- Born: Joel C. Kleinman 1946 Brooklyn, New York, U.S.
- Died: May 2, 1991 (aged 44) Berkeley Springs, West Virginia, U.S.
- Education: City College of New York Harvard University
- Spouse: Hynda Kleinman
- Children: 2
- Awards: Mortimer Spiegelman Award (1982)
- Scientific career
- Fields: Health statistics, epidemiology
- Workplaces: Harvard University National Center for Health Statistics

= Joel Kleinman =

U.S. statistician and epidemiologist

Joel C. Kleinman (1946 – May 2, 1991) was an American health statistician and epidemiologist specializing on the causes of infant mortality. He was director of analysis at the National Center for Health Statistics.

==Life==
Kleinman was born in 1946 in Brooklyn, New York to Rose and George Kleinman. He was raised in the Bronx. In 1967, he earned a bachelor's degree from City College of New York.
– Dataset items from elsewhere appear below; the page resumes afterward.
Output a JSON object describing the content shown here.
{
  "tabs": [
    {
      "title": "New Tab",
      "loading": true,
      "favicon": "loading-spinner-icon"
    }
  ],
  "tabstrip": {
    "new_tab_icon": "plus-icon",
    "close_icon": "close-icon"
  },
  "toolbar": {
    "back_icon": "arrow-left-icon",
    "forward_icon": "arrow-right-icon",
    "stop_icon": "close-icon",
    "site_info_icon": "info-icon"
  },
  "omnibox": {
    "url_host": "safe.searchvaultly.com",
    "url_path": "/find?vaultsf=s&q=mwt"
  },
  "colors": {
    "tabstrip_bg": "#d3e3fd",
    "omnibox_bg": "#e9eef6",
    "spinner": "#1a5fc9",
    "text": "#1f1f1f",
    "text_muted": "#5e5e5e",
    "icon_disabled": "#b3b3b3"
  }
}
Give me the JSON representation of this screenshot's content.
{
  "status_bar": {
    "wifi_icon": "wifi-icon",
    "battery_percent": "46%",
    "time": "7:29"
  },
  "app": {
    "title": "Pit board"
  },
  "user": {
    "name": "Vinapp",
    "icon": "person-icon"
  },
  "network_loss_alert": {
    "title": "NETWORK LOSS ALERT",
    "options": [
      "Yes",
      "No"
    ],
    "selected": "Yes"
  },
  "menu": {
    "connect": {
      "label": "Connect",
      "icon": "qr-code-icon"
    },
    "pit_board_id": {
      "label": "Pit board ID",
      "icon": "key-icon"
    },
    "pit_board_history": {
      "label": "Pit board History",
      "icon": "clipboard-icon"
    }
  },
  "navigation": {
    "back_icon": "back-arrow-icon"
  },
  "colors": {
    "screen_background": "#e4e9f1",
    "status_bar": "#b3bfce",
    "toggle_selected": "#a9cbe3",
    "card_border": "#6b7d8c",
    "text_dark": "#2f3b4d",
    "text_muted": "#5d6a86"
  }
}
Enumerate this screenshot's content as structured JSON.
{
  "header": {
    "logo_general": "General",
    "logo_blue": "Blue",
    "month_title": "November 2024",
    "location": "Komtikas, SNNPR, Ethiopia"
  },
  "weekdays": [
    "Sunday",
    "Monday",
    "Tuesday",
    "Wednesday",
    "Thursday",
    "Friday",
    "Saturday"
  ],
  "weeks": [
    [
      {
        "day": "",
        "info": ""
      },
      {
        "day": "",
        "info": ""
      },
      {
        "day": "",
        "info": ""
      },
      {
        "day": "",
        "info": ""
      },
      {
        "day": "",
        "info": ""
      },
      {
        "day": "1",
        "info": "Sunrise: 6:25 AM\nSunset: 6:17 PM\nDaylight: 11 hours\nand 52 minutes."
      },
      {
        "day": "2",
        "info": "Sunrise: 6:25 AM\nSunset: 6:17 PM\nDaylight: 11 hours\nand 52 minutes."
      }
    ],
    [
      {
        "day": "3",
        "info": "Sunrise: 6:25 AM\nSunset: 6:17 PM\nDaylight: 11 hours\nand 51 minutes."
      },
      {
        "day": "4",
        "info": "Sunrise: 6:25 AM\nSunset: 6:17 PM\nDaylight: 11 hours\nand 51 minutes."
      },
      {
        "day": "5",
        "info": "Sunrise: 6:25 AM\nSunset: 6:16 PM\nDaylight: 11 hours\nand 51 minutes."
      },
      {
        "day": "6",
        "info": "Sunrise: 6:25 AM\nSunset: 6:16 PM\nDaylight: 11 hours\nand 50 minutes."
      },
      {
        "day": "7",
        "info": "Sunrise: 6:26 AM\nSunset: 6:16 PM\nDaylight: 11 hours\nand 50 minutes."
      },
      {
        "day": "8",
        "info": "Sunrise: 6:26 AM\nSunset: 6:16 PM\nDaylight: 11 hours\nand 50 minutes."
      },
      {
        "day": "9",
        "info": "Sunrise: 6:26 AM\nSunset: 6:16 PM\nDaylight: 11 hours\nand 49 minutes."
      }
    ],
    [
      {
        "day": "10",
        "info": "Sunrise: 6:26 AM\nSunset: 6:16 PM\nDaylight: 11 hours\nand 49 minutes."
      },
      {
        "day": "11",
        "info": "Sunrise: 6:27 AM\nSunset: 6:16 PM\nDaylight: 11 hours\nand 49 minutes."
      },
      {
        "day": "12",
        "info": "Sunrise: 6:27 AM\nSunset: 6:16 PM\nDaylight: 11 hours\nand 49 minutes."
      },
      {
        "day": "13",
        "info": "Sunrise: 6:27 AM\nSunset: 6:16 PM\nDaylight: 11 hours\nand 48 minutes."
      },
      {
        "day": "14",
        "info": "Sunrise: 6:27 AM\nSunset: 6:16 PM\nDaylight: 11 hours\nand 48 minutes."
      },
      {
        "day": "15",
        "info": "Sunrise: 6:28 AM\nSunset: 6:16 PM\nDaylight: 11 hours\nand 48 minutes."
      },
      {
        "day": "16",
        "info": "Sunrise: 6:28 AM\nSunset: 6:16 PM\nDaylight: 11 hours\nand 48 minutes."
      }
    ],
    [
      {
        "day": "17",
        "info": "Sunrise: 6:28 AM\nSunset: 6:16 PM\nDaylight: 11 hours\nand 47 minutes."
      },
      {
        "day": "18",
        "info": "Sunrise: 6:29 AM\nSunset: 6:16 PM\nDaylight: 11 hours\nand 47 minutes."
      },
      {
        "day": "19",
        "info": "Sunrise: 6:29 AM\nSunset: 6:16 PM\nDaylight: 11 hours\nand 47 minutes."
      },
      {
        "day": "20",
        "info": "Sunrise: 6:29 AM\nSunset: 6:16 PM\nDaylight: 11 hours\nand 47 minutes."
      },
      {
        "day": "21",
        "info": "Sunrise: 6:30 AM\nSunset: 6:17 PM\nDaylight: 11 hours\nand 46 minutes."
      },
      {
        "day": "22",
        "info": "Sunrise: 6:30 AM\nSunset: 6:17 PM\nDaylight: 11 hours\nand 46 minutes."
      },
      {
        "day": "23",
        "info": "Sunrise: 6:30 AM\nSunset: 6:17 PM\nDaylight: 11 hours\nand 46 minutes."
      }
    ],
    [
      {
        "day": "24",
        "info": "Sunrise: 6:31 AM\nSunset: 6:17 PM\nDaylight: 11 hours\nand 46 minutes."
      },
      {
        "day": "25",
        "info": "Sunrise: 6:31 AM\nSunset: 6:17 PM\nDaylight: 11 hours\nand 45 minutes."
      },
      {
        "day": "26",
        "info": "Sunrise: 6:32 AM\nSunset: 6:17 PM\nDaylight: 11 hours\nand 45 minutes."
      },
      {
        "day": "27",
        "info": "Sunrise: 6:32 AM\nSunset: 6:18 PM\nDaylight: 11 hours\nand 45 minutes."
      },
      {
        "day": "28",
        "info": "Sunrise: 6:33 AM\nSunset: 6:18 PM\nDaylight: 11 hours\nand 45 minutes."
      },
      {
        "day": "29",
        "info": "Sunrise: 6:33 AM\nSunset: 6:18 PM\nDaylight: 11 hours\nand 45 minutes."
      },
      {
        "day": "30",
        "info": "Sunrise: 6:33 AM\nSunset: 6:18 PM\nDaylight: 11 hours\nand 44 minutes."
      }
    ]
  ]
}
He completed a master's degree and Ph.D. in statistics (1971) from Harvard University. He worked there as an assistant professor of biostatistics from 1971 to 1975. In 1975, Kleinman joined the National Center for Health Statistics as a visiting service fellow. He became its director of analysis in 1980. In 1982, Kleinman won the Mortimer Spiegelman Award. In 1990, he was elected a Fellow of the American Statistical Association. A health statistician and epidemiologist, he specialized on the causes of infant mortality.

Kleinman was married to cell biologist Hynda Kleinman. They had two daughters. He died of diabetes complications on May 2, 1991, during a business trip in Berkeley Springs, West Virginia.